I also believe it's a good idea to pray for countries and I pray for both Russia, Canada, and the US, and all the world.

God bless


#11

Wonderful! I think perhaps the devil was setting up these up as opposites in your head.

I second the idea of praying for countries... it is said that countries have guardian angels as well (or something of the kind). Actually come to think of it... that's what the angel who came to the Fatima kids was!:) All nations badly need our prayers!

I feel that if Mary comes again soon(:DI hope so!) that she'll have some things to say about America, perhaps China too. So Russia-of-old is by no means alone. She was just the problem country of the time:D but that time is long-over.

What might make you feel better is all of this news about the Russian Orthodox Church and Catholic Church entering into unity. It gives me such joy to think about this! More so than the Anglicans... I think because Orthodoxy vs. Catholicism has historically been a huge division in Eastern Europe. In Ukraine especially relations have been warming... to remember the Holodymir a Catholic bishop and Orthodox bishop concelebrated a remembrance mass at the capitol:p It just warms your heart... I think this sort of thing makes God immensely happy!

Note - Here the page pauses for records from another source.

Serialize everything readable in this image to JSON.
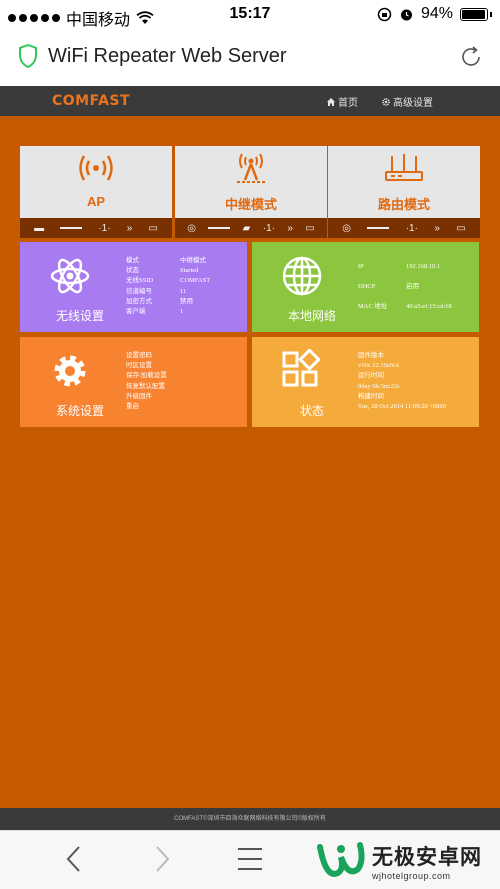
{
  "status_bar": {
    "carrier": "中国移动",
    "time": "15:17",
    "battery": "94%"
  },
  "browser": {
    "page_title": "WiFi Repeater Web Server"
  },
  "nav": {
    "logo": "COMFAST",
    "home": "首页",
    "advanced": "高级设置"
  },
  "modes": [
    {
      "label": "AP",
      "icon": "wireless-signal-icon"
    },
    {
      "label": "中继模式",
      "icon": "repeater-tower-icon"
    },
    {
      "label": "路由模式",
      "icon": "router-icon"
    }
  ],
  "wireless": {
    "title": "无线设置",
    "rows": [
      {
        "k": "模式",
        "v": "中继模式"
      },
      {
        "k": "状态",
        "v": "Started"
      },
      {
        "k": "无线SSID",
        "v": "COMFAST"
      },
      {
        "k": "信道编号",
        "v": "11"
      },
      {
        "k": "加密方式",
        "v": "禁用"
      },
      {
        "k": "客户端",
        "v": "1"
      }
    ]
  },
  "lan": {
    "title": "本地网络",
    "rows": [
      {
        "k": "IP",
        "v": "192.168.10.1"
      },
      {
        "k": "DHCP",
        "v": "启用"
      },
      {
        "k": "MAC 地址",
        "v": "40:a5:ef:15:cd:68"
      }
    ]
  },
  "system": {
    "title": "系统设置",
    "items": [
      "设置密码",
      "时区设置",
      "保存/加载设置",
      "恢复默认配置",
      "升级固件",
      "重启"
    ]
  },
  "status": {
    "title": "状态",
    "items": [
      "固件版本",
      "v16c.12.10aNA",
      "运行时间",
      "0day 0h:3m:22s",
      "构建时间",
      "Tue, 28 Oct 2014 11:09:20 +0800"
    ]
  },
  "footer": {
    "text": "COMFAST©深圳市四海众联网络科技有限公司©版权所有"
  },
  "watermark": {
    "name": "无极安卓网",
    "url": "wjhotelgroup.com"
  },
  "colors": {
    "accent": "#e06a12",
    "background": "#c55a00",
    "wireless": "#a87cf0",
    "lan": "#8cc63f",
    "system": "#f78230",
    "status": "#f5ab3c"
  }
}
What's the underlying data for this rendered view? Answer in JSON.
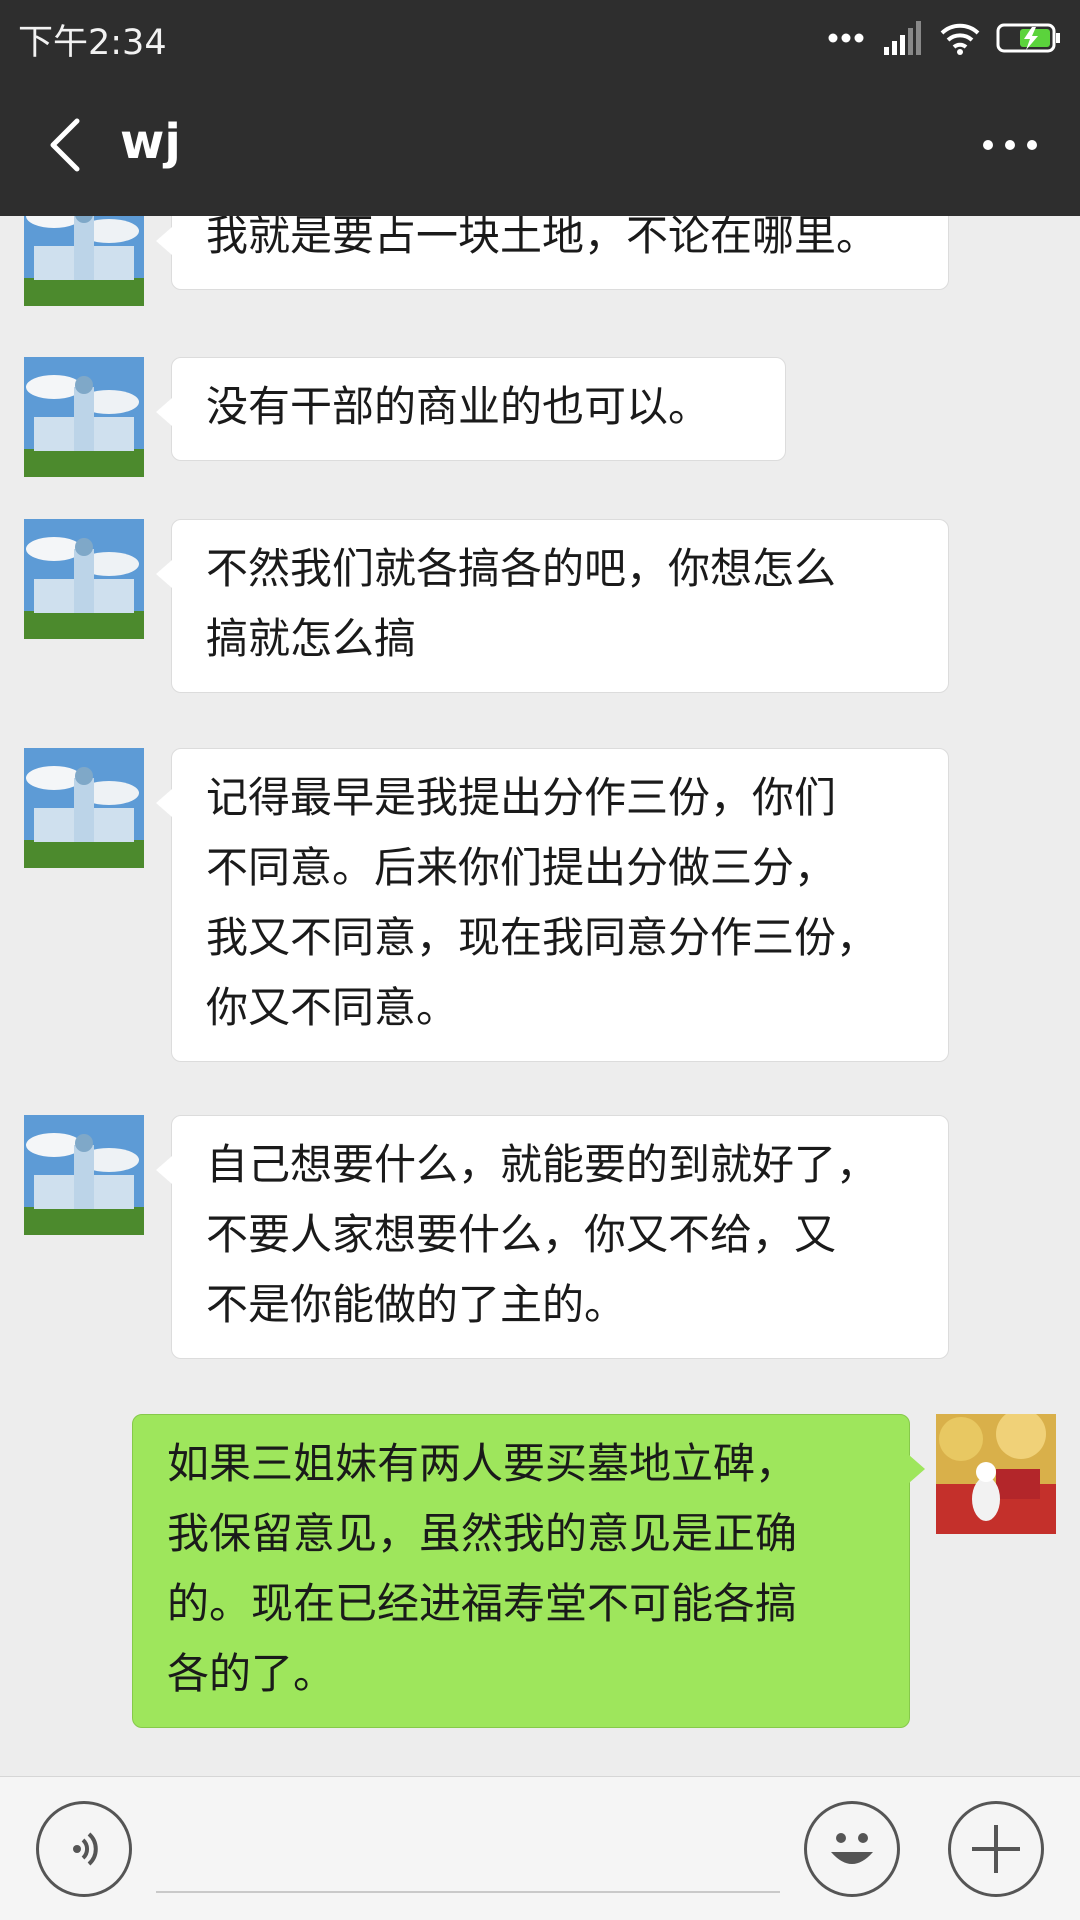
{
  "status_bar": {
    "time": "下午2:34"
  },
  "header": {
    "title": "wj",
    "back_icon": "chevron-left-icon",
    "more_icon": "more-dots-icon"
  },
  "messages": [
    {
      "side": "left",
      "text": "我就是要占一块土地，不论在哪里。"
    },
    {
      "side": "left",
      "text": "没有干部的商业的也可以。"
    },
    {
      "side": "left",
      "text": "不然我们就各搞各的吧，你想怎么\n搞就怎么搞"
    },
    {
      "side": "left",
      "text": "记得最早是我提出分作三份，你们\n不同意。后来你们提出分做三分，\n我又不同意，现在我同意分作三份，\n你又不同意。"
    },
    {
      "side": "left",
      "text": "自己想要什么，就能要的到就好了，\n不要人家想要什么，你又不给，又\n不是你能做的了主的。"
    },
    {
      "side": "right",
      "text": "如果三姐妹有两人要买墓地立碑，\n我保留意见，虽然我的意见是正确\n的。现在已经进福寿堂不可能各搞\n各的了。"
    }
  ],
  "colors": {
    "header_bg": "#2e2e2e",
    "chat_bg": "#ededed",
    "sent_bubble": "#9ee65c",
    "received_bubble": "#ffffff"
  },
  "input_bar": {
    "voice_icon": "voice-icon",
    "emoji_icon": "emoji-icon",
    "plus_icon": "plus-icon",
    "input_value": ""
  }
}
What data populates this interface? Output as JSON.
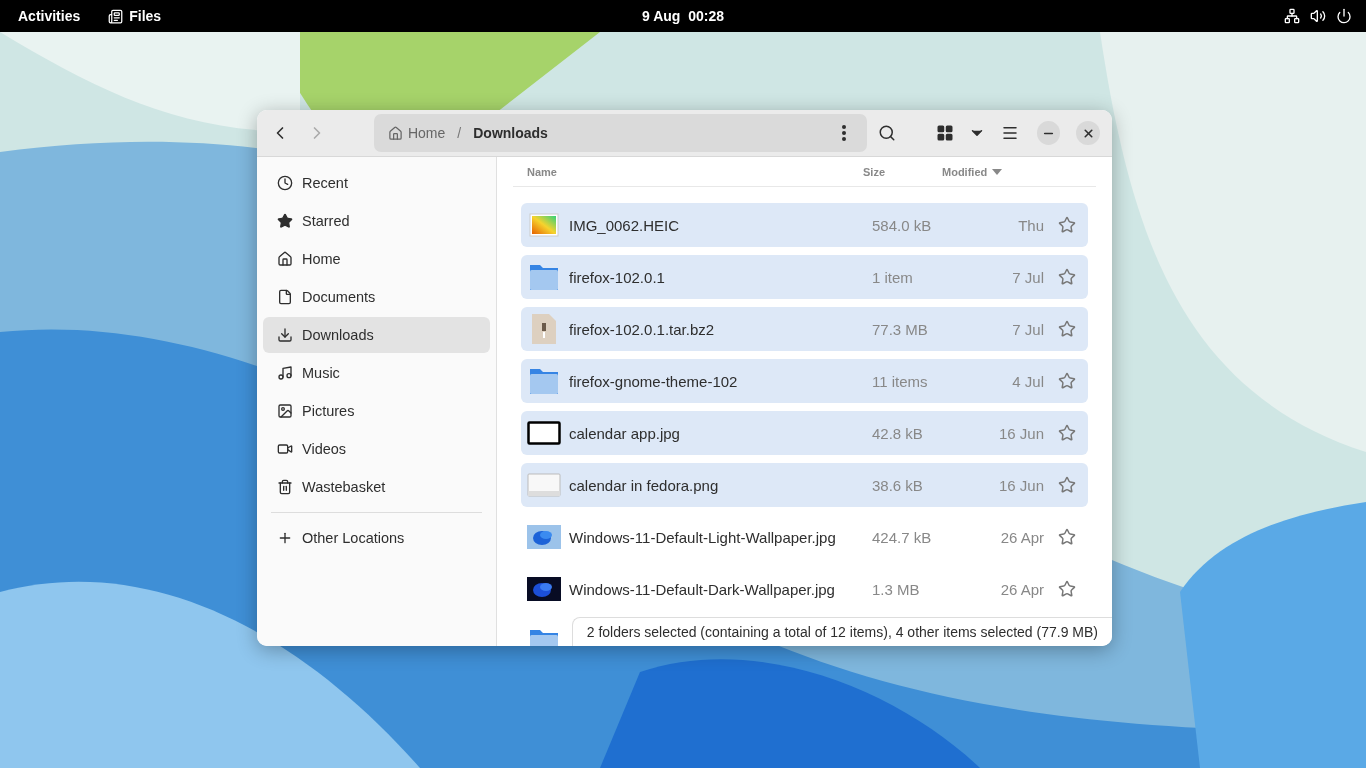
{
  "top_bar": {
    "activities": "Activities",
    "app_name": "Files",
    "clock": "9 Aug  00:28"
  },
  "window": {
    "path": [
      {
        "label": "Home",
        "kind": "home"
      },
      {
        "label": "Downloads",
        "kind": "current"
      }
    ],
    "path_separator": "/",
    "sidebar": {
      "items": [
        {
          "label": "Recent",
          "kind": "recent",
          "selected": false
        },
        {
          "label": "Starred",
          "kind": "starred",
          "selected": false
        },
        {
          "label": "Home",
          "kind": "home",
          "selected": false
        },
        {
          "label": "Documents",
          "kind": "documents",
          "selected": false
        },
        {
          "label": "Downloads",
          "kind": "downloads",
          "selected": true
        },
        {
          "label": "Music",
          "kind": "music",
          "selected": false
        },
        {
          "label": "Pictures",
          "kind": "pictures",
          "selected": false
        },
        {
          "label": "Videos",
          "kind": "videos",
          "selected": false
        },
        {
          "label": "Wastebasket",
          "kind": "trash",
          "selected": false
        }
      ],
      "other_locations": "Other Locations"
    },
    "columns": [
      "Name",
      "Size",
      "Modified"
    ],
    "files": [
      {
        "name": "IMG_0062.HEIC",
        "size": "584.0 kB",
        "modified": "Thu",
        "selected": true
      },
      {
        "name": "firefox-102.0.1",
        "size": "1 item",
        "modified": "7 Jul",
        "kind": "folder",
        "selected": true
      },
      {
        "name": "firefox-102.0.1.tar.bz2",
        "size": "77.3 MB",
        "modified": "7 Jul",
        "kind": "archive",
        "selected": true
      },
      {
        "name": "firefox-gnome-theme-102",
        "size": "11 items",
        "modified": "4 Jul",
        "kind": "folder",
        "selected": true
      },
      {
        "name": "calendar app.jpg",
        "size": "42.8 kB",
        "modified": "16 Jun",
        "kind": "screenshot-dark",
        "selected": true
      },
      {
        "name": "calendar in fedora.png",
        "size": "38.6 kB",
        "modified": "16 Jun",
        "kind": "screenshot-light",
        "selected": true
      },
      {
        "name": "Windows-11-Default-Light-Wallpaper.jpg",
        "size": "424.7 kB",
        "modified": "26 Apr",
        "kind": "wallpaper-light",
        "selected": false
      },
      {
        "name": "Windows-11-Default-Dark-Wallpaper.jpg",
        "size": "1.3 MB",
        "modified": "26 Apr",
        "kind": "wallpaper-dark",
        "selected": false
      }
    ],
    "partial_row": {
      "kind": "folder"
    },
    "status": "2 folders selected (containing a total of 12 items), 4 other items selected (77.9 MB)"
  }
}
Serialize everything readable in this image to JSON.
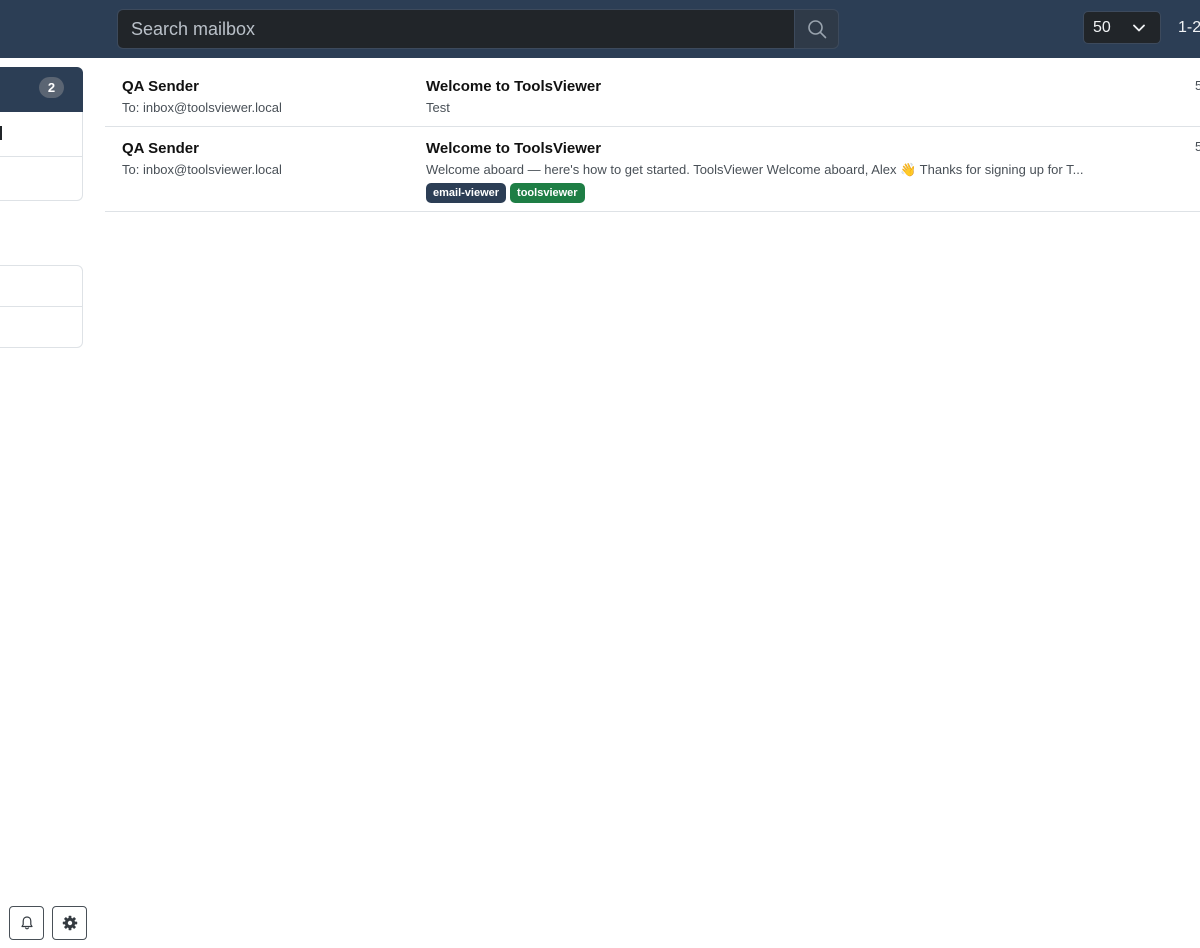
{
  "search": {
    "placeholder": "Search mailbox"
  },
  "pagination": {
    "page_size": "50",
    "range": "1-2"
  },
  "sidebar": {
    "inbox_count": "2"
  },
  "messages": [
    {
      "sender": "QA Sender",
      "to": "To: inbox@toolsviewer.local",
      "subject": "Welcome to ToolsViewer",
      "preview": "Test",
      "time": "5"
    },
    {
      "sender": "QA Sender",
      "to": "To: inbox@toolsviewer.local",
      "subject": "Welcome to ToolsViewer",
      "preview": "Welcome aboard — here's how to get started. ToolsViewer Welcome aboard, Alex 👋 Thanks for signing up for T...",
      "time": "5",
      "tags": [
        {
          "label": "email-viewer",
          "color": "#2c3e55"
        },
        {
          "label": "toolsviewer",
          "color": "#1e7e45"
        }
      ]
    }
  ],
  "icons": {
    "search": "search-icon",
    "dropdown": "chevron-down-icon",
    "notifications": "bell-icon",
    "settings": "gear-icon"
  }
}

Personally I would love to, when I go to Russia in a couple years for my study abroad, not have to worry about the religion thing. I know we can still go to liturgy without worries if there's no Catholic church nearby... but it still would feel odd. Now I know it won't happen that soon... but hopefully in our lifetimes we'll see the schism end! Imagine if it happens in 2054... exactly 1000 years later.


#12

Great, Monica. I definitely think you were hearing from Heaven when you gained these insights. God has blessed you.